Ее всегда холодные глаза были теплыми и синими как незабудки. Он наклонился и поцеловал их. Губы сразу стали солеными. Он облизнул их и запомнил вкус ее слез.

* * *

– Люша, я сочувствую тебе в связи со смертью твоей подруги, но надеюсь, ты понимаешь, что пребывание у нас в усадьбе этого офицера навлекает на всех дополнительные опасности…

– Успокойся, Алекс, полковник Валентин Юрьевич Рождественский уже уходит сражаться за то, во что он верит.
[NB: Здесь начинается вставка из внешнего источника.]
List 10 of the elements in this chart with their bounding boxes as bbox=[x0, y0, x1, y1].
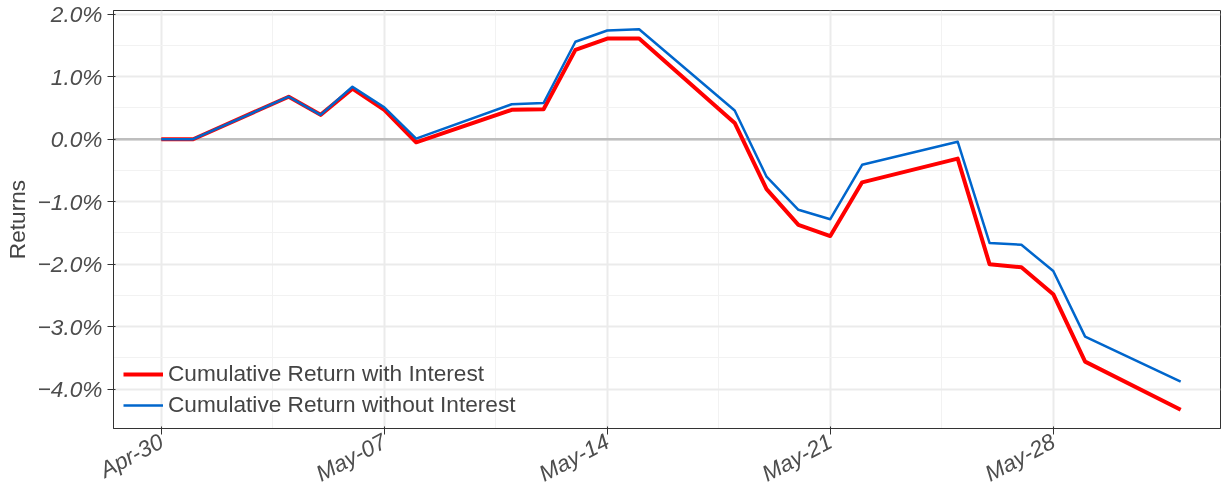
y-tick-label: 0.0% bbox=[50, 126, 103, 153]
legend-label: Cumulative Return without Interest bbox=[168, 391, 516, 418]
y-tick-label: −2.0% bbox=[37, 251, 103, 278]
y-tick-label: −1.0% bbox=[37, 188, 103, 215]
y-tick-label: 2.0% bbox=[49, 1, 103, 28]
y-tick-label: 1.0% bbox=[50, 63, 103, 90]
y-tick-label: −4.0% bbox=[37, 376, 103, 403]
y-axis-title: Returns bbox=[3, 179, 30, 260]
legend-label: Cumulative Return with Interest bbox=[168, 360, 485, 387]
y-tick-label: −3.0% bbox=[37, 313, 103, 340]
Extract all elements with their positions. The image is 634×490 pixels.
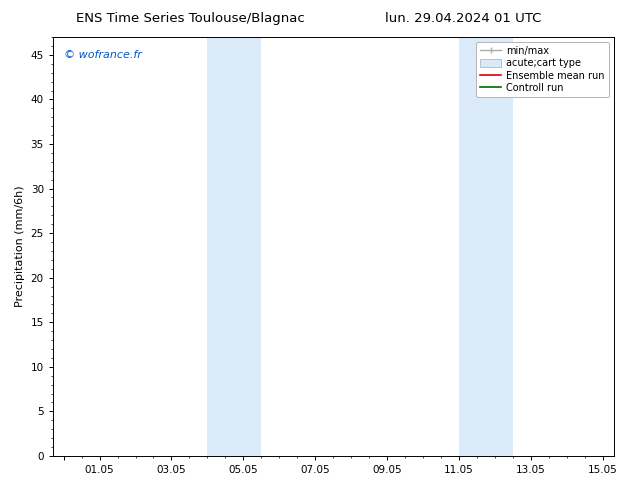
Y-axis label: Precipitation (mm/6h): Precipitation (mm/6h) xyxy=(15,186,25,307)
Text: ENS Time Series Toulouse/Blagnac: ENS Time Series Toulouse/Blagnac xyxy=(76,12,304,25)
Text: © wofrance.fr: © wofrance.fr xyxy=(64,49,142,60)
Text: lun. 29.04.2024 01 UTC: lun. 29.04.2024 01 UTC xyxy=(385,12,541,25)
Legend: min/max, acute;cart type, Ensemble mean run, Controll run: min/max, acute;cart type, Ensemble mean … xyxy=(476,42,609,97)
Bar xyxy=(459,37,513,456)
Bar xyxy=(207,37,261,456)
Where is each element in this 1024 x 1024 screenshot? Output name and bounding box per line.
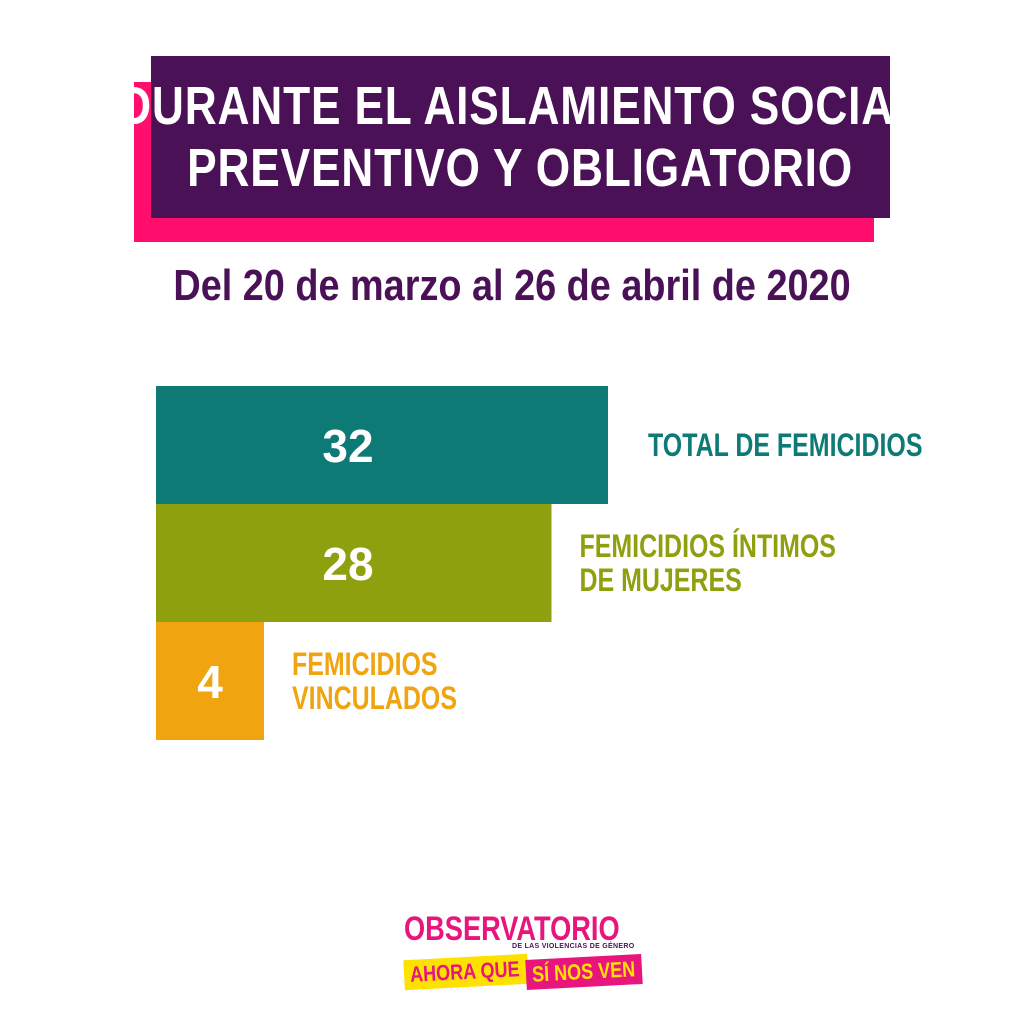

– Ты говоришь об этом так глупо-торжественно… Я понимаю, конечно, что ты решительно против революционеров и революций…

– Почему же? – Люша подняла бровь. – Я как раз за. Революция ведь происходит не по чьему-то произволу, а тогда, когда уже не может не произойти. Я это близко видела еще в 905 году и теперь хорошо понимаю. Что дальше будет – интересно, все заново. И людей этих, которых теперь власть привечает, я тоже знаю хорошо, их только что из поленьев вытесали. Стало быть, возможно и дело, и жизнь, и рост…

– Люба, я отказываюсь тебя понимать.

– Да на здоровье. За Валентина-старшего не беспокойся. Он уйдет.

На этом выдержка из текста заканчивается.